Our young participants did not recognize what they were up against, and for a while, neither did the opposing team, as our novice gang was beating them to the buzzer and putting points on the board. After several questions, they took a time out, regrouped, and put us back into the position I would expect.
If I remember correctly, the young men went on to win the division, and we went home knowing we had more to study. Without a doubt, the fun outscored the exhaustion and the loss by a long shot.
I always encouraged our youth to take part in the extemporaneous speech contest as it is a strong test of skill. The contest is impromptu, takes a ton of courage, and develops your craft for public speaking.
There are three divisions — junior, intermediate, and senior — and they pick three topics from a hat. The contestant can decide which one to present, and they have 30 minutes to do research and prepare. The time of the presentation varies by division, and accuracy matters on the scorecard. The session ends with a few questions that dive deeper into the topic, giving the judges a snapshot of understanding.
This year’s questions varied, and the topics were more controversial as we got into the senior division. We heard several presentations on how to handle unethical behavior in the showring, dairy exports and the global market, how to explain the difference between real milk and plant-based to consumers, technology in the dairy industry, the impact of sexed semen and genomics, and mentors in our lives.
The topic selection was relevant to our dairy industry, and I have to be honest, there were times that I was so engaged in listening to the speech that I was not taking notes or jotting down questions. One particular young man gave a very heartfelt presentation about his grandfather and how much he has learned and is learning from both him and his father. The speech was full of respect, examples of strong character, and a deep passion for farming. This young man had us fully engaged in his talk.
Another junior member that stood out to me was a young lady who tackled the invaluable topic of farm safety. She spoke from personal experience as their farm holds a farm safety day every year to help youth work more safely and carefully around animals and equipment.
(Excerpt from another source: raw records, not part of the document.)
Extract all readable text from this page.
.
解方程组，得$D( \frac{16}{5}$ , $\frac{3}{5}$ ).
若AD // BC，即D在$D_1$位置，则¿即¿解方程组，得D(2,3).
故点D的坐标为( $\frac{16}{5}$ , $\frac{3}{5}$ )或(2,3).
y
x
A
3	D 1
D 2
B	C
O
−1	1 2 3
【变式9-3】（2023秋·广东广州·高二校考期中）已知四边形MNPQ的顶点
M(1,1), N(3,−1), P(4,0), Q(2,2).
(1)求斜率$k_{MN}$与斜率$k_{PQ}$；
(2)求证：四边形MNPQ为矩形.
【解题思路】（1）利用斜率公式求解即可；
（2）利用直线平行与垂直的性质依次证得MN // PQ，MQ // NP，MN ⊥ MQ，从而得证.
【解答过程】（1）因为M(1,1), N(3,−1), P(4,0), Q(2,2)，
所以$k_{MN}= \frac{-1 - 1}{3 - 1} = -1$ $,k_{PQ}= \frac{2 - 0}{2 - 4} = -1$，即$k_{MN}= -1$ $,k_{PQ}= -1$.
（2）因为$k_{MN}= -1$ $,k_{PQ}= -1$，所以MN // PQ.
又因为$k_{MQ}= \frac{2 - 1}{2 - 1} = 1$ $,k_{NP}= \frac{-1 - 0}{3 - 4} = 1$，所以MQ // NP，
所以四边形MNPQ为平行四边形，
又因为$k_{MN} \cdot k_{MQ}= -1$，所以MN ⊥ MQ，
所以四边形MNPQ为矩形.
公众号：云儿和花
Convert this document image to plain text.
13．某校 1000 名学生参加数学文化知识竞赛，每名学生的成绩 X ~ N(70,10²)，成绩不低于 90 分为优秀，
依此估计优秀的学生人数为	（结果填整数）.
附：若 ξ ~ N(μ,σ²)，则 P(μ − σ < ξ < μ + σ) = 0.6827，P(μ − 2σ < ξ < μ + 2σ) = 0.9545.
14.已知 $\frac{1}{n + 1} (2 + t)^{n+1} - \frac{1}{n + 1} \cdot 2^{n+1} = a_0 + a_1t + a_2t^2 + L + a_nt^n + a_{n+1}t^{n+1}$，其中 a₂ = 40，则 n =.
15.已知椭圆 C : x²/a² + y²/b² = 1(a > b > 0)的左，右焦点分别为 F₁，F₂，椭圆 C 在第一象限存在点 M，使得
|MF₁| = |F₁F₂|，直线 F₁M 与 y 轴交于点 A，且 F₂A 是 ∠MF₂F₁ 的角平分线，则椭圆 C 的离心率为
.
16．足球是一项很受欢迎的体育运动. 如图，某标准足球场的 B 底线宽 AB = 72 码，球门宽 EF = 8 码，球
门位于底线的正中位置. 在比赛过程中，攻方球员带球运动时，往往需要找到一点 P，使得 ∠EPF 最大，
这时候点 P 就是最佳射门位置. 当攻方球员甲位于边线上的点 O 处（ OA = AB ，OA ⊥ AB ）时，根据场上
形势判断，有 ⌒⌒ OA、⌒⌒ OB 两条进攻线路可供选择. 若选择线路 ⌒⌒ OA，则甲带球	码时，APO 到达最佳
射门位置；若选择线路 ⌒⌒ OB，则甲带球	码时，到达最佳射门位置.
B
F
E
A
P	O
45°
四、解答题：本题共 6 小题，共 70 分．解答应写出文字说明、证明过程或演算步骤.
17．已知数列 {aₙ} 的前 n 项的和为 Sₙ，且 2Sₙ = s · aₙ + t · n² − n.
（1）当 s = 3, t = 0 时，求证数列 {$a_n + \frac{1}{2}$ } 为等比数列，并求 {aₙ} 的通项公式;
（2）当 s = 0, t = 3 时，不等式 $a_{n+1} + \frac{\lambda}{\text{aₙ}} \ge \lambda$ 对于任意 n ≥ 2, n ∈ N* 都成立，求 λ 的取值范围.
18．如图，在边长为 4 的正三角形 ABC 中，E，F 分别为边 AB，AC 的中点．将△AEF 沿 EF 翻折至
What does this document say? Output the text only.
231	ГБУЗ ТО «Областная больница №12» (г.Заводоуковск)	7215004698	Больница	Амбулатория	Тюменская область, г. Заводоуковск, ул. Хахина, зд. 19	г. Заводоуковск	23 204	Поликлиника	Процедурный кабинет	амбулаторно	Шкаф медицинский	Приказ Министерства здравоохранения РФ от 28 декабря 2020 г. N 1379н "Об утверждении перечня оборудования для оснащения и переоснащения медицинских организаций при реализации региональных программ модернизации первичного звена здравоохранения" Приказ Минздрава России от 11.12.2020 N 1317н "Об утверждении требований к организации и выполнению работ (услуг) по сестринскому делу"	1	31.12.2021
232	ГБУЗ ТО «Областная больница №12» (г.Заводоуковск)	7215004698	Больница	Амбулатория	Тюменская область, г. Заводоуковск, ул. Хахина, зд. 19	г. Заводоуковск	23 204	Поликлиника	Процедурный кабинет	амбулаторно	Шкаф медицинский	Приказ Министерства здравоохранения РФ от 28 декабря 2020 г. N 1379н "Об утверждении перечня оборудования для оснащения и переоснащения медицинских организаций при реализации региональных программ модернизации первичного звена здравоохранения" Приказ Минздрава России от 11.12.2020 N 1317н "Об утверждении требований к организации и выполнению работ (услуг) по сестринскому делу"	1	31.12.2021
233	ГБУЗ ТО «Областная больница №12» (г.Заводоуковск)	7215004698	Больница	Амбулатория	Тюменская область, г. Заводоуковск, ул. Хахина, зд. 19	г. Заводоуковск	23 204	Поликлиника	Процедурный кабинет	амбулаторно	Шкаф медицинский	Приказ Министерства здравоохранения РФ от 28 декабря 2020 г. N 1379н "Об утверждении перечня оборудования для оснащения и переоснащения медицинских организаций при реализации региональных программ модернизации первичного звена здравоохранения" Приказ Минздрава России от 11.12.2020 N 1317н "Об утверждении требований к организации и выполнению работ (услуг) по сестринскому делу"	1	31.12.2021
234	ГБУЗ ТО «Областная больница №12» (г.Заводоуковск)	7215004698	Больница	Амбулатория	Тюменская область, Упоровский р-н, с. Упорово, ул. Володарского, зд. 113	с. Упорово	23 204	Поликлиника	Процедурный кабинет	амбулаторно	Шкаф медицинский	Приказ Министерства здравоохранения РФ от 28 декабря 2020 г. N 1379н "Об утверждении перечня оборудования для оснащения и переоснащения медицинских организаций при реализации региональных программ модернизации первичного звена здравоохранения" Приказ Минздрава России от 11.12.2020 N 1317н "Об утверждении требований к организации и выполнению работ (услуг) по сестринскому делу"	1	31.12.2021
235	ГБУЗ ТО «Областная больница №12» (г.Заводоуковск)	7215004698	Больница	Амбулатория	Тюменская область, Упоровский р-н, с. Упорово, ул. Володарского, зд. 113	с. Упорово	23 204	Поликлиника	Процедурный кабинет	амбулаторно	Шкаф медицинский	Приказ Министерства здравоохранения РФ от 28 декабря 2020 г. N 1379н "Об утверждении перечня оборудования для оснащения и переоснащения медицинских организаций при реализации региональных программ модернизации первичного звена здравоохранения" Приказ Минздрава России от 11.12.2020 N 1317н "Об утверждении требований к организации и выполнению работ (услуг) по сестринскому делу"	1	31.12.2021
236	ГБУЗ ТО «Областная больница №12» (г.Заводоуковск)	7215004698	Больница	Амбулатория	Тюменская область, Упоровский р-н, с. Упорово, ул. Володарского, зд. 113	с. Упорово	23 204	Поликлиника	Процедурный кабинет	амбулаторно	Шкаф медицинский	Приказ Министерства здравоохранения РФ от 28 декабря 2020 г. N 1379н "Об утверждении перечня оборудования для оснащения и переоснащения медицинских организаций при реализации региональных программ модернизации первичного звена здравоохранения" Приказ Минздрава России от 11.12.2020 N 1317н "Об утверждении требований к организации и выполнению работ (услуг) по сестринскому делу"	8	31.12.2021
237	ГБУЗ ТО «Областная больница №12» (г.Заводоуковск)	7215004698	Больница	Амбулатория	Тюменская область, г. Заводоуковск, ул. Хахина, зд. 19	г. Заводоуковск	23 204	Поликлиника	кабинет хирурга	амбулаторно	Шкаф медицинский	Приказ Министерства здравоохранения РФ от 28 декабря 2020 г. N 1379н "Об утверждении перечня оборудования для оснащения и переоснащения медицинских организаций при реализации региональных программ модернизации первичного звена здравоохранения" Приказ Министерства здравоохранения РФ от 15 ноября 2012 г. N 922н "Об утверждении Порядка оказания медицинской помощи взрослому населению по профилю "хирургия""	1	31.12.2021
The tough part about judging the contest is that I wanted all of the juniors to win; however, that does not teach them about real life. One of the strong values in this event is knowing that these young people are developing skills that will help them later in life. They are awarded for their hard work, and they are also challenged to improve themselves, strengthen their speaking skills, and be strategic in organizing their thoughts and talking points.
I would be remiss if I did not mention the fact that I was judging with my dear friend, Diane. The surprise of spending a day beside her was an added bonus to an already stimulating day. I first got to know Diane at Holstein conventions, and it has been a friendship that deepens over time.
No matter how you fit into the dairy industry, if you want to be inspired and see hope in the future, I would encourage you to take time to participate in your respective junior breed program. You will be enlightened.
I was the true winner that day. I appreciated the opportunity to interact with an outstanding selection of juniors in the dairy industry, learn from their young, influential experiences, and be inspired by this generation of future leaders.